Sum of all numbers which are divisible by a number follow an arithmetic progression. Formula for an arithmetic progression :
$$\frac{(a_1+a_n)n}{2}$$ Sum of first and last number multiplied by number of numbers divided by two.
Therefore we can make the following approximation, sum of two arithmetic progressions like so:
Divisible by $3$ will be all the numbers on average $10/3$ for every $10$. By $5$ the corresponding frequency will be $10/5=2$
$(10/3)\cdot 10^k/2 + 10^k = (8/3)\cdot10^k$
This number $8/3$ expands decimally as $2.666...$
We then need to subtract the overlap which following a similar reasoning will be $10/15/2 = 1/3$ which takes us to $2.3333$.
Now we have a basis for investigating more advanced cases. The quotients will be different for other primes but it will still boil down to linear combinations of fractions involving 10 and primes.
What you will see is the numbers in the decimal expansion of $(5/p_1)+(5/p_2)-(5/(p_1p_2))$ That one of the p:s here is $5$ may play a role as $5/5 = 1.00000...$ will give $0$ contribution to the tail of numbers in the decimal part. This is due to the numbers 10 and 5 not being relatively prime.

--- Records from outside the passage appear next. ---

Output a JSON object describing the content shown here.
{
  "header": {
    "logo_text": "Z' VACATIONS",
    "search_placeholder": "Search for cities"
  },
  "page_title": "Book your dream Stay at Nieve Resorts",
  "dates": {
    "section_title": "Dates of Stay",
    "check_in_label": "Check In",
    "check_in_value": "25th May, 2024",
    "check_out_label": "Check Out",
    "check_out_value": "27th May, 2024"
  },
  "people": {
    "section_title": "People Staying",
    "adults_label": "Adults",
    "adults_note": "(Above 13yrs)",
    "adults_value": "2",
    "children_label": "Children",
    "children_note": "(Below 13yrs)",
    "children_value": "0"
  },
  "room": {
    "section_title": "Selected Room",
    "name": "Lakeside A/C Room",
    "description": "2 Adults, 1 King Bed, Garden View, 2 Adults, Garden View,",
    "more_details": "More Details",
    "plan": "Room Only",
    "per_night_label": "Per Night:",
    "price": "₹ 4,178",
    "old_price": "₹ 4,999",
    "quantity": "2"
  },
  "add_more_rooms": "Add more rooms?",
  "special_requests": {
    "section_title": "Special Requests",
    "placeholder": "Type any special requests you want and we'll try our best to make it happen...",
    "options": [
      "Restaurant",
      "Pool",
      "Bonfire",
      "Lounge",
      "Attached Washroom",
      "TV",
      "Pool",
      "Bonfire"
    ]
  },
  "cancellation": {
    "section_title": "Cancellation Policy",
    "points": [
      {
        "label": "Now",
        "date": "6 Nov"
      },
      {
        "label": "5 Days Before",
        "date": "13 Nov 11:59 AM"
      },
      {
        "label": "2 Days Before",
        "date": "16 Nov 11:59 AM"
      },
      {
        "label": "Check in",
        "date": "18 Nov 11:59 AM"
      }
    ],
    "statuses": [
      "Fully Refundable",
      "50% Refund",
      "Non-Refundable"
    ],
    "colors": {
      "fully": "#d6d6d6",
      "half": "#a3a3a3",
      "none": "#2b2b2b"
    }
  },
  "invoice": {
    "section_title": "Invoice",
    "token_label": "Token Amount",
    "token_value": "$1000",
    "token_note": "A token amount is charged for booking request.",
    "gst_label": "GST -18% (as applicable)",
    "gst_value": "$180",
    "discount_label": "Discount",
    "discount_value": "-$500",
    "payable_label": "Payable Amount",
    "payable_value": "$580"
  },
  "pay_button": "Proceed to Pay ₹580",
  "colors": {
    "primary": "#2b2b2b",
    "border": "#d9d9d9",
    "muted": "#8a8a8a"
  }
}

The decimal expansion of a fraction $10/k$ for a natural number $k$ can be as a sequence of moduli.
Take example $10/7$ gives 3 remainder
Multiply with 10 : 30, $28=4\cdot 7$, gives 2 remainder
And so on.
We will get a loop among the remainders in the set $\{1,\cdots p-1\}$. The length of this loop can vary. For $10$ and $3$ apparently it is only $1$, but for $10$ and $7$ it is $6$.
$11$ and $3$ are "friends" with respect to $10$ in the sense that $11\cdot 9 =99=100-1$ and $3\cdot 3=9=10-1$ will cause similar loops but of different length.
One can expand on this without limit, but I think this suffices to answer the question?